Ok I feel a little better now.

Monday, November 1, 2010

Halloweenie good times!

Well well well! What a weekend! It was so jam packed that I think I need an extra weekend just to recover from it! But that won't be happening from now til the end of the year our weekends look pretty hectic! We started off the weekend with the Pumpkin Patch on Saturday and the boys had a blast! We spent about $20 on tickets for rides and the petting zoo about $8 on 2 gourds, a squash, and a scarecrow and alas $4 on a bag of cotton candy! We didn't buy the pumpkins there because we thought they were a bit expensive. I ended up getting them at Wal-Mart for considerably cheaper. We ended our Saturday at a Halloween party at one of our neighbor's house. We all had a wonderful time! Then comes Sunday! We got up and carved our pumpkins I helped Russell with his and Caleb did most of his on his own!
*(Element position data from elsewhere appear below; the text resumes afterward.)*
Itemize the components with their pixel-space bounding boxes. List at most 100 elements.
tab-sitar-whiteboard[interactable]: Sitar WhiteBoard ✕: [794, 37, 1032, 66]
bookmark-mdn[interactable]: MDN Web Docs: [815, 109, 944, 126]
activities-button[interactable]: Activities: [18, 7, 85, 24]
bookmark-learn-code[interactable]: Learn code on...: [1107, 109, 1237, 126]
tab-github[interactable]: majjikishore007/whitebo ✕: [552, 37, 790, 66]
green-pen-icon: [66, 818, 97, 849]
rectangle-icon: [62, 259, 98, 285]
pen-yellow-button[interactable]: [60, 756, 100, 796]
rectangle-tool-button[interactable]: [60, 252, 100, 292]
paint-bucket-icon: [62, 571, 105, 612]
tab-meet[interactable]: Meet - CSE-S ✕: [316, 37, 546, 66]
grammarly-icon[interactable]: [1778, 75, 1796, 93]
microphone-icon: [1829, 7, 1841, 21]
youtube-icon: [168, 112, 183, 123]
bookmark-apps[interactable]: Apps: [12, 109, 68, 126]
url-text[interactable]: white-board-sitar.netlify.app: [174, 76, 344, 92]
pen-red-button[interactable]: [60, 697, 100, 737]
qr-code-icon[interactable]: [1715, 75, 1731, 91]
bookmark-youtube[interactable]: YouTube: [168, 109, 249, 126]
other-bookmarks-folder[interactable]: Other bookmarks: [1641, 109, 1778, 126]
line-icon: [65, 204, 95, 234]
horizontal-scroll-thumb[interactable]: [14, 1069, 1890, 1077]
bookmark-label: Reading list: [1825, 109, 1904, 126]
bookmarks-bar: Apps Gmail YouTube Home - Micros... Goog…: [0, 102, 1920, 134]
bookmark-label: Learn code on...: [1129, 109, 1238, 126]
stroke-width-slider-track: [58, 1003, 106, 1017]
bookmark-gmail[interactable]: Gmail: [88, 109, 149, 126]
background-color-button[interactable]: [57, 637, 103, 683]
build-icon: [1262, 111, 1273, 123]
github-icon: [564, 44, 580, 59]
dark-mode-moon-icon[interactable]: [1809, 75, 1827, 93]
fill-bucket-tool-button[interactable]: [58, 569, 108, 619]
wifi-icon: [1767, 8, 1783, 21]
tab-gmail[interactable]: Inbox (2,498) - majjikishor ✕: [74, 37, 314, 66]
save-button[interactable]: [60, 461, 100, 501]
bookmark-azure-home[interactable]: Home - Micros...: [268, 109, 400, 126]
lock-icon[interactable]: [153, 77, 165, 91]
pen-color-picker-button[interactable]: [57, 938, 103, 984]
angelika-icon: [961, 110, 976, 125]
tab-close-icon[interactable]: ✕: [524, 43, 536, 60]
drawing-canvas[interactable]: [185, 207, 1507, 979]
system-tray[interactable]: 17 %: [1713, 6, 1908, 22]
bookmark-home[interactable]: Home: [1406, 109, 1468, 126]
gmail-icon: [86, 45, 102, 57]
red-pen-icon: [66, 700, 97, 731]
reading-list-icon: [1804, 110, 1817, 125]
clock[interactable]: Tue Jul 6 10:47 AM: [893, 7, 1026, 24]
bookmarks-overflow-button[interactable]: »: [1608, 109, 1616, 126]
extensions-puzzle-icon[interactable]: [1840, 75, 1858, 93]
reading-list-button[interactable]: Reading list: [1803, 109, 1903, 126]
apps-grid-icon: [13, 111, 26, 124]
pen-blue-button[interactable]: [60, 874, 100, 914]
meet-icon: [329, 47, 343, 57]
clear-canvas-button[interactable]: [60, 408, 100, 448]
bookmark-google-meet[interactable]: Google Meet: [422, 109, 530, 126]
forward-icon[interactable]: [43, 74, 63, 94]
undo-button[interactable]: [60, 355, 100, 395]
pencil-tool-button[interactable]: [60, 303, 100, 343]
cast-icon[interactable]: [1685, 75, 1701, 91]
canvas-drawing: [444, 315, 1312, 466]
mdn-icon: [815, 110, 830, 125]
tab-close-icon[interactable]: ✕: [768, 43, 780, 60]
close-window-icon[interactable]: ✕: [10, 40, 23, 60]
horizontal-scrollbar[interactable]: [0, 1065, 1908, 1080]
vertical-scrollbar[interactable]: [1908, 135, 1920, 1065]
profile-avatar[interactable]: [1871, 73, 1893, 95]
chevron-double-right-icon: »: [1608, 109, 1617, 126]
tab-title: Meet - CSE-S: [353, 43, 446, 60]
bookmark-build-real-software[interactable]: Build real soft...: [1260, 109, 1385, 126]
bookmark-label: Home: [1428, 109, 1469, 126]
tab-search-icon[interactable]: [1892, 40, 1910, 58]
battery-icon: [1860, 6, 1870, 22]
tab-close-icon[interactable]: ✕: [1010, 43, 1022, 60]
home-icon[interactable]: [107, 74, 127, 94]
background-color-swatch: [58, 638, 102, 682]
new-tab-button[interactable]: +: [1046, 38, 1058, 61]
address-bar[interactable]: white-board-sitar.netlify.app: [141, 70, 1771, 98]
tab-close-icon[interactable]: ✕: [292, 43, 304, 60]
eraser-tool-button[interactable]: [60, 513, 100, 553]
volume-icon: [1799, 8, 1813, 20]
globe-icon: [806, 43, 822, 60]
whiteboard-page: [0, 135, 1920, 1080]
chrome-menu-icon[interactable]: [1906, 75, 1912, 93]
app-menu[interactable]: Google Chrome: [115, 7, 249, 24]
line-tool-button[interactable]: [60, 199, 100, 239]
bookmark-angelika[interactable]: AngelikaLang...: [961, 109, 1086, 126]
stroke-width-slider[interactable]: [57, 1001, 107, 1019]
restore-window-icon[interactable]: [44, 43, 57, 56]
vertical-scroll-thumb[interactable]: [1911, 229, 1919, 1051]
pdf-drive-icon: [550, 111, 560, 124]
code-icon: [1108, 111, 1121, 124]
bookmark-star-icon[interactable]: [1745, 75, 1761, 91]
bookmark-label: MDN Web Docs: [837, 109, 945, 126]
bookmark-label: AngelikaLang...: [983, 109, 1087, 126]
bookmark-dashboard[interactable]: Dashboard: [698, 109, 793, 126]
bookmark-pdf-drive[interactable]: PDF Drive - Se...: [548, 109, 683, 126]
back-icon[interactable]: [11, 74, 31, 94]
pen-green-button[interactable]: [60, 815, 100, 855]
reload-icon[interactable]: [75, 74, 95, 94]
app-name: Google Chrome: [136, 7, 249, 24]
Then I had to run out to get AAA Batteries for the lights I bought for them.I managed to get home just in time to get into costume and get the boys ready to start our Trick-Or-Treating right on time at 5:30! We went around with friends and Caleb was going full force! Russell on the other hand was less enthusiastic! He spent most of the night in his wagon and he even fell asleep! We managed to get a good deal of candy and got back home right before 9pm! We came in and the boys attacked their candy and we watched a movie together. I worked on getting all of our pictures posted and then called it a night. Now I am quite envious because Caleb doesn't have school today or tomorrow and Nate took leave til the 12th! SO I'm the only one having to go to work today! I wanna stay home too lol! I hope you all had a wonderful Halloween!!